Comment by halfmatthalfcat
Comment by halfmatthalfcat 3 days ago
This is a disingenuous take. Americans value their time probably more than any other culture. I’d rather be able to keep reading a book, read some interesting HN content or talk with my friends on Discord more than have small talk with a random uber driver.
The example starting this discussion was not "avoid talking to a taxi driver." It was "book the taxi with an app at higher cost vs using the phone." No Waymos in Europe for them to avoid the drivers with just yet. Simply spending to avoid a phone call.
I'm skeptical we save a lot of time with our technology-mediated world. I think I could say "one medium pizza with pepperoni" and hear back "ok it'll be ready in 20 minutes" on a phone call quicker than I can put that order in with a device. Apps/websites are only better for group orders that require coordination. That's after I've picked out the restaurant, of course, but there is no shortage of literature on how the huge menu of choices presented by modern app-based services usually slows down people's decision making. (Amusingly this may swing back the other way, just with us talking to LLM-backed machines soon, but I find it hard to believe "we don't want to talk to the guy at the pizza place because we value our time THAT MUCH.") Compared to the phenomenon discussed in all sorts of media from https://www.reddit.com/r/memes/comments/15ecqat/phonephobia/ to https://www.thecut.com/article/psychologists-explain-your-ph... to https://www.cbsnews.com/newyork/news/gen-z-developing-fear-o...

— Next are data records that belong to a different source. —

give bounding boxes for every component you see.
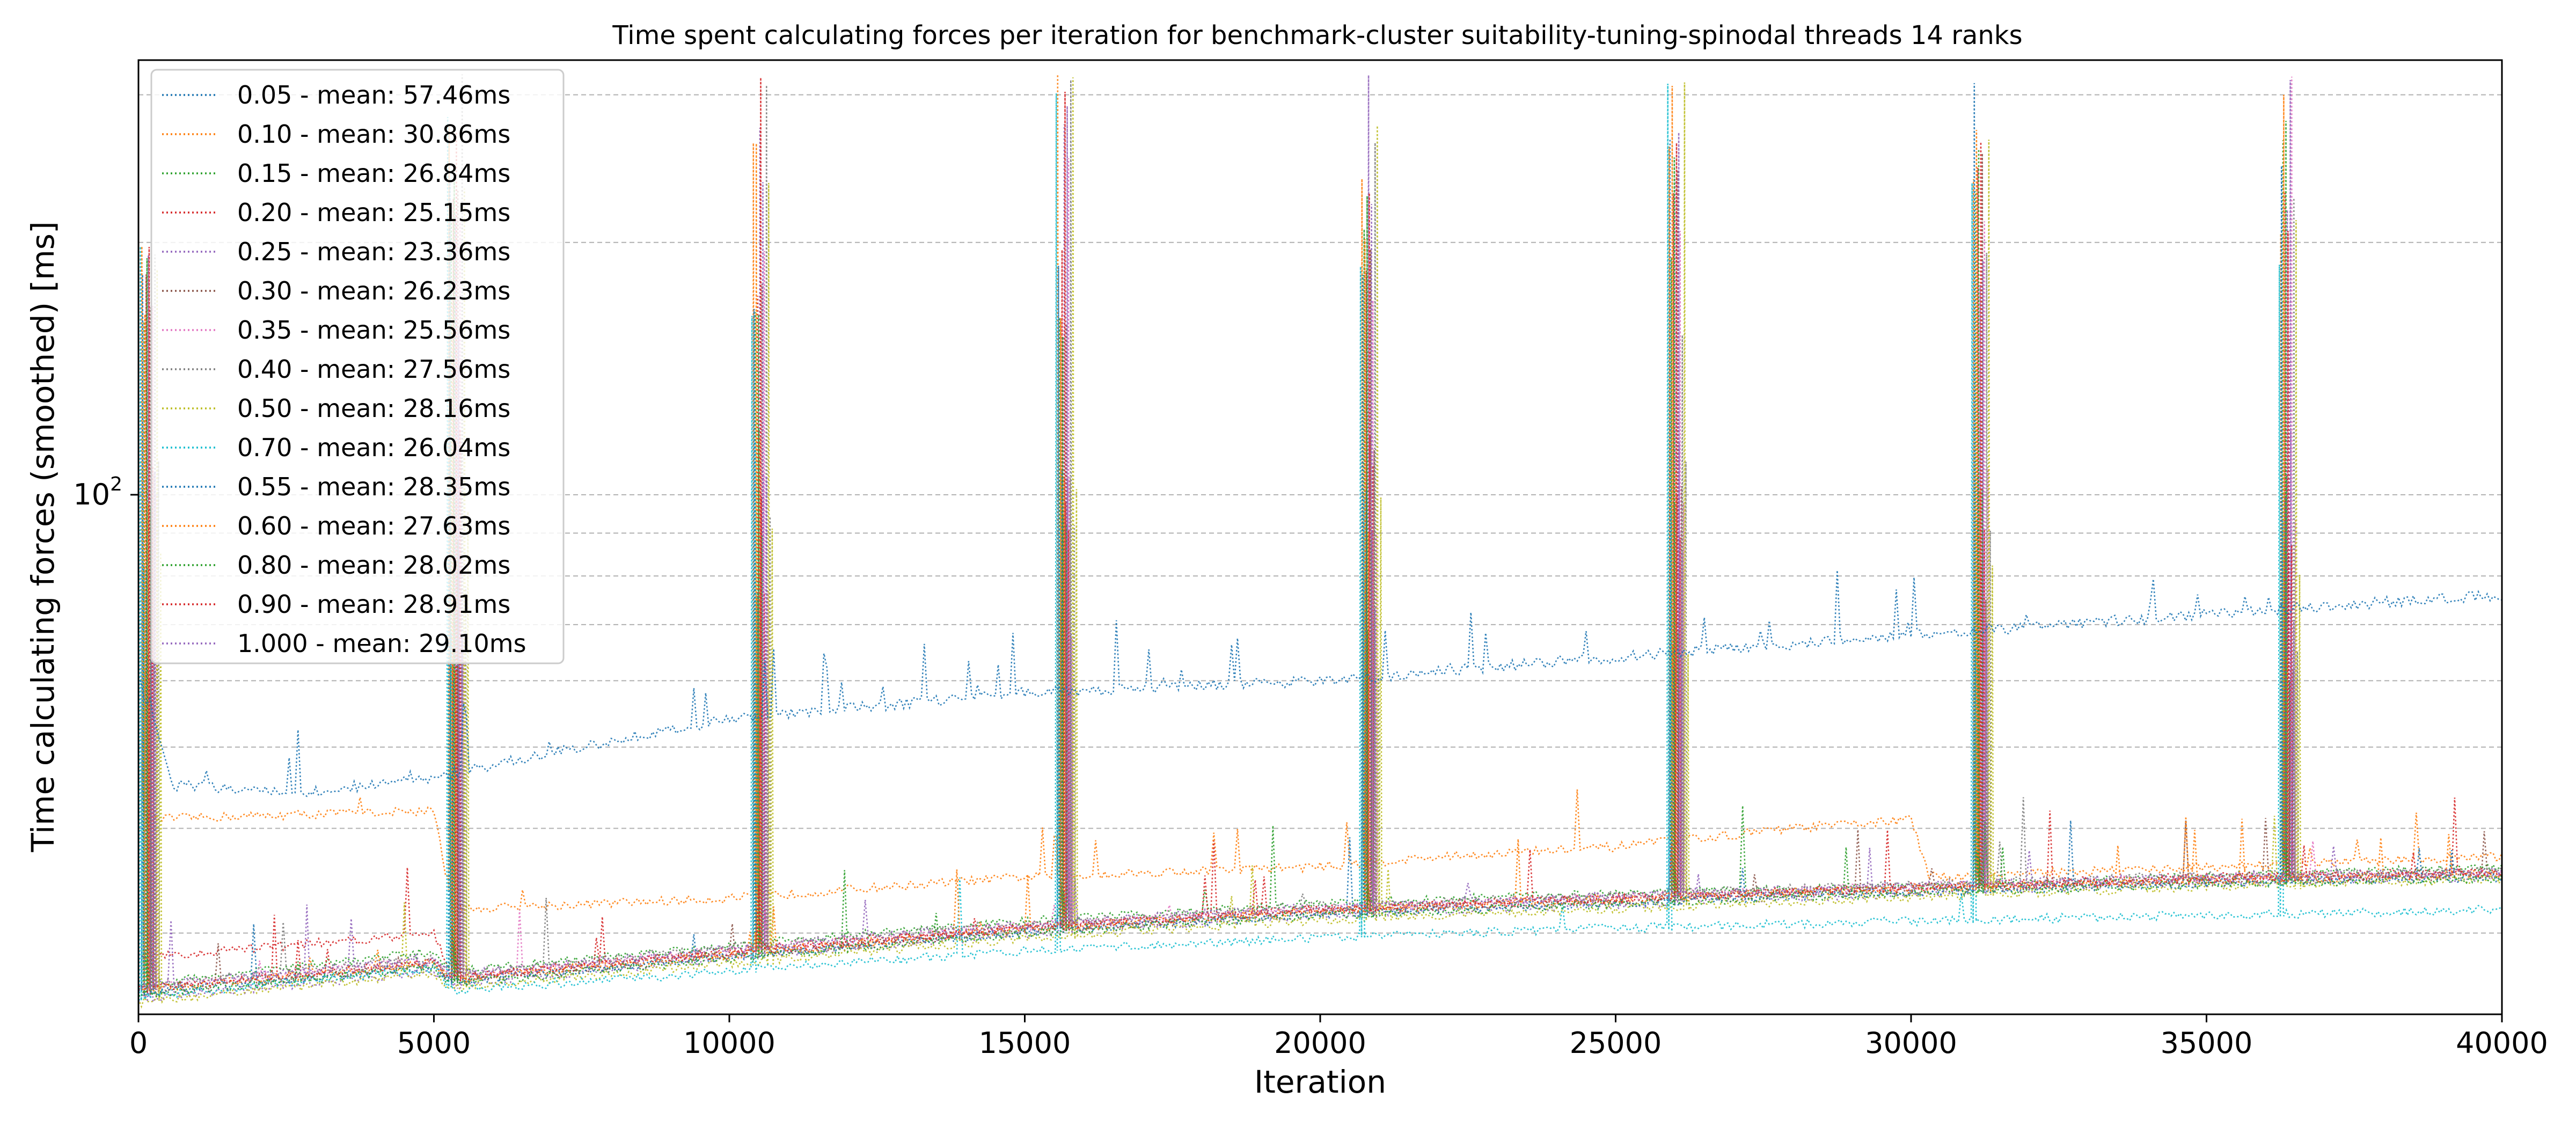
series-line [138,76,2503,992]
x-tick-label: 15000 [979,1026,1071,1060]
legend-label: 0.50 - mean: 28.16ms [237,394,510,423]
series-line [138,77,2502,994]
legend-label: 0.55 - mean: 28.35ms [237,472,510,501]
legend-label: 0.35 - mean: 25.56ms [237,316,510,345]
legend-label: 0.05 - mean: 57.46ms [237,80,510,109]
legend-label: 0.90 - mean: 28.91ms [237,590,510,619]
series-lines [137,74,2503,1009]
legend-label: 0.15 - mean: 26.84ms [237,159,510,188]
x-tick-label: 30000 [1865,1026,1957,1060]
legend-label: 0.20 - mean: 25.15ms [237,198,510,227]
series-line [138,85,2502,993]
x-tick-label: 35000 [2161,1026,2253,1060]
series-line [137,77,2503,1009]
series-line [137,74,2503,990]
x-tick-label: 25000 [1570,1026,1662,1060]
x-tick-label: 20000 [1274,1026,1366,1060]
y-tick-label-base: 10 [73,478,110,511]
legend-items: 0.05 - mean: 57.46ms 0.10 - mean: 30.86ms… [162,80,526,658]
x-tick-label: 40000 [2456,1026,2548,1060]
chart-title: Time spent calculating forces per iterat… [612,20,2022,50]
legend-label: 0.25 - mean: 23.36ms [237,237,510,266]
y-tick-label-exponent: 2 [110,473,122,495]
x-tick-label: 5000 [397,1026,471,1060]
x-tick-label: 0 [129,1026,148,1060]
legend-label: 0.30 - mean: 26.23ms [237,276,510,305]
x-tick-label: 10000 [683,1026,775,1060]
legend: 0.05 - mean: 57.46ms 0.10 - mean: 30.86ms… [150,69,565,664]
legend-label: 0.10 - mean: 30.86ms [237,120,510,149]
legend-label: 0.80 - mean: 28.02ms [237,551,510,580]
x-axis-label: Iteration [1254,1064,1386,1100]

Very curious if you have a source for that time value bit. I find it hard to believe. We Americans often have EXTREMELY long commutes using a mode of transportation that allows less multitasking than most others. I don't mind my car-based commute personally - it lets me listen to music in peace - but that's similar to how I don't mind making small talk while getting my hair cut - it's a peaceful respite from the usual noise of modern life. Certainly a nice change of pace from using that time to scroll social media or argue on the internet even more.